WDEQ Water Quality Administrator Frederick retires

Water Quality Division
Published: May 5, 2021


Kevin Frederick

 

By Kristine Galloway

CHEYENNE – After many years, Kevin Frederick is entrusting Wyoming’s water quality to someone new.

Frederick retired May 4 from his position as Water Quality Division administrator for the Wyoming Department of Environmental Quality (WDEQ).

WDEQ Director Todd Parfitt said, “We appreciate Kevin’s many years of service to WDEQ and the state of Wyoming. We’ll miss his incredible leadership and extensive knowledge of the agency’s work, but we wish him all the best in his well-earned retirement.”

Frederick came to WDEQ in 1989 from the coal, and oil and gas exploration industry. He first served in WDEQ as a senior environmental analyst in the Lander field office.

Frederick quickly proved his expertise and in 1990 earned a promotion to Groundwater Protection Control Program supervisor, which brought him to Cheyenne. In 2008, he became the Groundwater/Underground Injection Control Program manager.

Frederick’s final promotion came when he took over top command of the Water Quality Division in 2013.

Lily Barkau, WDEQ’s groundwater section manager, said, “There are bosses and managers, and then there are true leaders and coaches. I would put him in that category.”

She worked with Frederick on many projects, including the Pavilion Area Groundwater Investigation, the Gillette-Madison Well Field Project and remediation of groundwater contamination at formerly used defense sites, such as the Atlas Missile Site D west of Cheyenne.

Barkau explained that Frederick recognizes the importance of all the work his employees are doing, and he doesn’t undervalue some work in favor of larger projects.

“He really always has the time for everyone,” Barkau said. And given Frederick’s depth of knowledge about his division, his time and feedback were invaluable.

Jason Thomas, section manager for the Wyoming Pollutant Discharge Elimination System (WYPDES), said he appreciated how decisive Frederick was on top of taking the time to listen to his employees.

“He’s someone who likes to inform himself. He hears people out.

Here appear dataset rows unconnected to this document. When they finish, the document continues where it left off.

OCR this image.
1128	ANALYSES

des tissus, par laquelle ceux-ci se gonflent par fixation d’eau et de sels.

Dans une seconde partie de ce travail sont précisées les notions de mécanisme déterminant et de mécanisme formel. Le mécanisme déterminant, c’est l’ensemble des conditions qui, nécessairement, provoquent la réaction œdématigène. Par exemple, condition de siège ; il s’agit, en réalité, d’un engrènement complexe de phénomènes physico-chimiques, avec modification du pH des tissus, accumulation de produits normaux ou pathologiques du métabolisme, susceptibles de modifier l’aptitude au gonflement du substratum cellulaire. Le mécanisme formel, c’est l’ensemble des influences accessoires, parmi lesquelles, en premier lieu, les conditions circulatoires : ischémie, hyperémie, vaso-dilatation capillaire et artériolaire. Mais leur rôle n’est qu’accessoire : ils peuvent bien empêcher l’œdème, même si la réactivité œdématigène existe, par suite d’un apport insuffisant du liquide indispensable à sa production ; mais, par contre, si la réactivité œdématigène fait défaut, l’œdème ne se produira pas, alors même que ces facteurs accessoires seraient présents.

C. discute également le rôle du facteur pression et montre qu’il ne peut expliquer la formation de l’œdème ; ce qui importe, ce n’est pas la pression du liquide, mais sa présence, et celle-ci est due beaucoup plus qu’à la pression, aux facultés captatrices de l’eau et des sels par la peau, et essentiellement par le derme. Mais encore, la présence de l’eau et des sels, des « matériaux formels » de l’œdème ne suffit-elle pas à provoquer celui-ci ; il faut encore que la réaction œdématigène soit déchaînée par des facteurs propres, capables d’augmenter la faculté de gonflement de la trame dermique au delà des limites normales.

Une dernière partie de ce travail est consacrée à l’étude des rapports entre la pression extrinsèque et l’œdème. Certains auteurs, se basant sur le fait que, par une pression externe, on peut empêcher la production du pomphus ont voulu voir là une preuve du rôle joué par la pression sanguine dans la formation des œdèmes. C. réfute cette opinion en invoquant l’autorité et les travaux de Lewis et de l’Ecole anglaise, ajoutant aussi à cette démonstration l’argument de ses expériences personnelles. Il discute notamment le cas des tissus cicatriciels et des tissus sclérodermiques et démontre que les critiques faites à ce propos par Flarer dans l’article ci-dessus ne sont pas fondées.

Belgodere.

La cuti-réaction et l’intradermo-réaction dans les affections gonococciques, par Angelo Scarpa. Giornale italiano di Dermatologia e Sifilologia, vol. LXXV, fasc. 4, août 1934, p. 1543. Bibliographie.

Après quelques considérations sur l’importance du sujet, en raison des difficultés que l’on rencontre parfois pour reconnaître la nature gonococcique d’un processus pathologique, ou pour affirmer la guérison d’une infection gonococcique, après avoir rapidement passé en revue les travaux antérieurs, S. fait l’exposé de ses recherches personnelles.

He was tough when he needed to be and gentle when that was more appropriate, which is a rare combination,” Thomas said.

“But he’s not afraid to, at some point, just make a call on something and move it forward.”

David Waterstreet, WDEQ’s Watershed Protection Program section manager, also valued Frederick’s mentorship and said he appreciated that Frederick trusted his employees to do their work without looking over their shoulders.

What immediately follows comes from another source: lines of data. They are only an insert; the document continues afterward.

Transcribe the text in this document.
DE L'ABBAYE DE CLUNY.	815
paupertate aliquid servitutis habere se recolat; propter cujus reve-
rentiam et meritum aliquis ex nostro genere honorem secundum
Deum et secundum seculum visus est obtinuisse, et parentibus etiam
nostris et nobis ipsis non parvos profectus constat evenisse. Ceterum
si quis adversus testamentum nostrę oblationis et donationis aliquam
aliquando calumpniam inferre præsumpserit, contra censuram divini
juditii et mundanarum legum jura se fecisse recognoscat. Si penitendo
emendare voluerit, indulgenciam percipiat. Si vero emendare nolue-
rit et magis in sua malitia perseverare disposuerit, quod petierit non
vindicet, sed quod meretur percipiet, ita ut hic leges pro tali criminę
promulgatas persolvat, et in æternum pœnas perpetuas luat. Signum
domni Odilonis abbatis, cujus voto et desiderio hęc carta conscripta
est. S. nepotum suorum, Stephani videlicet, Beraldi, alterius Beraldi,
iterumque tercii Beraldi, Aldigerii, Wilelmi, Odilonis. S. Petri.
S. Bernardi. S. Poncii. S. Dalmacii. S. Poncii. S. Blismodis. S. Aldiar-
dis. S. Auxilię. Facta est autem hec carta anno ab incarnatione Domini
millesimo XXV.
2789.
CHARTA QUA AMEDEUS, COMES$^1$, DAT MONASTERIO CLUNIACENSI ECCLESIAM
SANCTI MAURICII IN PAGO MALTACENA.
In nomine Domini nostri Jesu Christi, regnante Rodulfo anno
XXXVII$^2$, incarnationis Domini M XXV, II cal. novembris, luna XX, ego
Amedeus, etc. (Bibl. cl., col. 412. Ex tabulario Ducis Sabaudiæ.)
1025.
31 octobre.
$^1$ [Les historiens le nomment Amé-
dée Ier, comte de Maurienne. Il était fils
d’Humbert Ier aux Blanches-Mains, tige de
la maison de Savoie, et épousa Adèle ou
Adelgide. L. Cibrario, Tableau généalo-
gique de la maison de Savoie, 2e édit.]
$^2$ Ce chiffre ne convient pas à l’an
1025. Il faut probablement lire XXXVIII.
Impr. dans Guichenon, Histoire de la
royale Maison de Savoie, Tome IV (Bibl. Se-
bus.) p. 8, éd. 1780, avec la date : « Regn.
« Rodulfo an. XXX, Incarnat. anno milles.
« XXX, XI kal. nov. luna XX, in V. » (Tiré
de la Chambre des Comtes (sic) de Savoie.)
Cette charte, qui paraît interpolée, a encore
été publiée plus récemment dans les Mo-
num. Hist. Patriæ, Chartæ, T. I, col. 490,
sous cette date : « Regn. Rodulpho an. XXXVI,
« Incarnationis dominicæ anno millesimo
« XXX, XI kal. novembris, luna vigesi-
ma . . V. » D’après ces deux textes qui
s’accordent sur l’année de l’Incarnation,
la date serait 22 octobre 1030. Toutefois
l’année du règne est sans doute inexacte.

“He lays out his expectations and then just lets you go and lets you get your job done. He had his checks and balances, but he allowed us to do what we were trained to do,” Waterstreet said.

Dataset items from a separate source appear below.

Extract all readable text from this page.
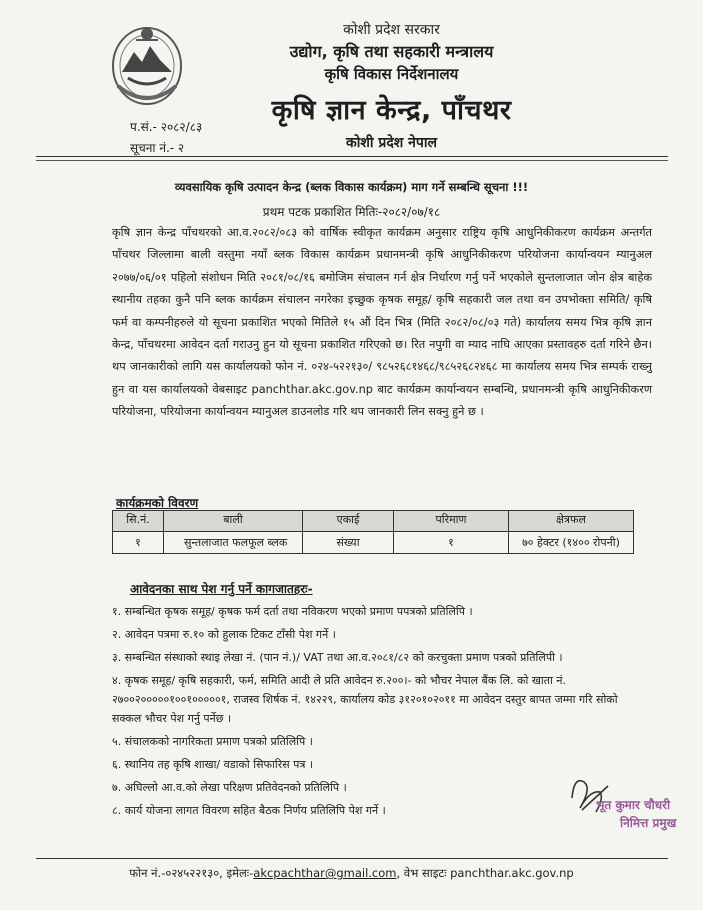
कोशी प्रदेश सरकार
उद्योग, कृषि तथा सहकारी मन्त्रालय
कृषि विकास निर्देशनालय
कृषि ज्ञान केन्द्र, पाँचथर
कोशी प्रदेश नेपाल
प.सं.- २०८२/८३
सूचना नं.- २
व्यवसायिक कृषि उत्पादन केन्द्र (ब्लक विकास कार्यक्रम) माग गर्ने सम्बन्धि सूचना !!!
प्रथम पटक प्रकाशित मितिः-२०८२/०७/१८
कृषि ज्ञान केन्द्र पाँचथरको आ.व.२०८२/०८३ को वार्षिक स्वीकृत कार्यक्रम अनुसार राष्ट्रिय कृषि आधुनिकीकरण कार्यक्रम अन्तर्गत पाँचथर जिल्लामा बाली वस्तुमा नयाँ ब्लक विकास कार्यक्रम प्रधानमन्त्री कृषि आधुनिकीकरण परियोजना कार्यान्वयन म्यानुअल २०७७/०६/०१ पहिलो संशोधन मिति २०८१/०८/१६ बमोजिम संचालन गर्न क्षेत्र निर्धारण गर्नु पर्ने भएकोले सुन्तलाजात जोन क्षेत्र बाहेक स्थानीय तहका कुनै पनि ब्लक कार्यक्रम संचालन नगरेका इच्छुक कृषक समूह/ कृषि सहकारी जल तथा वन उपभोक्ता समिति/ कृषि फर्म वा कम्पनीहरुले यो सूचना प्रकाशित भएको मितिले १५ औं दिन भित्र (मिति २०८२/०८/०३ गते) कार्यालय समय भित्र कृषि ज्ञान केन्द्र, पाँचथरमा आवेदन दर्ता गराउनु हुन यो सूचना प्रकाशित गरिएको छ। रित नपुगी वा म्याद नाघि आएका प्रस्तावहरु दर्ता गरिने छैन। थप जानकारीको लागि यस कार्यालयको फोन नं. ०२४-५२२१३०/ ९८५२६८१४६८/९८५२६८२४६८ मा कार्यालय समय भित्र सम्पर्क राख्नु हुन वा यस कार्यालयको वेबसाइट panchthar.akc.gov.np बाट कार्यक्रम कार्यान्वयन सम्बन्धि, प्रधानमन्त्री कृषि आधुनिकीकरण परियोजना, परियोजना कार्यान्वयन म्यानुअल डाउनलोड गरि थप जानकारी लिन सक्नु हुने छ ।
कार्यक्रमको विवरण
सि.नं.	बाली	एकाई	परिमाण	क्षेत्रफल
१	सुन्तलाजात फलफूल ब्लक	संख्या	१	७० हेक्टर (१४०० रोपनी)
आवेदनका साथ पेश गर्नु पर्ने कागजातहरः-
१. सम्बन्धित कृषक समूह/ कृषक फर्म दर्ता तथा नविकरण भएको प्रमाण पपत्रको प्रतिलिपि ।
२. आवेदन पत्रमा रु.१० को हुलाक टिकट टाँसी पेश गर्ने ।
३. सम्बन्धित संस्थाको स्थाइ लेखा नं. (पान नं.)/ VAT तथा आ.व.२०८१/८२ को करचुक्ता प्रमाण पत्रको प्रतिलिपी ।
४. कृषक समूह/ कृषि सहकारी, फर्म, समिति आदी ले प्रति आवेदन रु.२००।- को भौचर नेपाल बैंक लि. को खाता नं. २७००२०००००१००१०००००१, राजस्व शिर्षक नं. १४२२९, कार्यालय कोड ३१२०१०२०११ मा आवेदन दस्तुर बापत जम्मा गरि सोको सक्कल भौचर पेश गर्नु पर्नेछ ।
५. संचालकको नागरिकता प्रमाण पत्रको प्रतिलिपि ।
६. स्थानिय तह कृषि शाखा/ वडाको सिफारिस पत्र ।
७. अघिल्लो आ.व.को लेखा परिक्षण प्रतिवेदनको प्रतिलिपि ।
८. कार्य योजना लागत विवरण सहित बैठक निर्णय प्रतिलिपि पेश गर्ने ।	भूत कुमार चौधरी
निमित्त प्रमुख
फोन नं.-०२४५२२१३०, इमेलः-akcpachthar@gmail.com, वेभ साइटः panchthar.akc.gov.np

He worked with Frederick for nearly 15 years. In particular, they spent a lot of time working together to address sediment at the Willwood Dam on the Shoshone River.

Waterstreet added that Frederick improved many processes in the Water Quality Division. The permitting and approval processes moved faster and Frederick guided the division through new expectations from the U.S. Environmental Protection Agency.

“We saw a big adjustment during this period, and he provided the leadership that allowed us to address these significant changes. He provided the opportunity for us to come up with new, innovative ways to address issues,” Waterstreet said.

Thomas agreed that Frederick’s work improved efficiency and collaboration, as well as reducing stress, for all his employees.

Jennifer Zygmunt, WDEQ’s Watershed Protection Nonpoint Source Program coordinator, worked with Frederick for 17 years, including those efficiency processes and efforts to move the Water Quality Division to digital workflows and digital records management.

She is serving as interim Water Quality Division administrator.

“He was very supportive in that process. He was willing to go out on a limb to support it and make that happen,” she said.

And Zygmunt added her voice to the praise of Frederick’s supportive leadership and mentoring.

“He gave thoughtful consideration to everything he did to make good decisions for water quality, Wyoming and the people who worked for him,” she said.

Frederick said he looks forward to spending more time with his wife in Wyoming and Arizona. That doesn’t mean he’ll forget his colleagues at WDEQ anytime soon.

"It's been a pleasure and rare opportunity to work with so many professional, dedicated staff within the Water Quality Division and director’s office. Any success I have had, I owe it to these people,” Frederick said.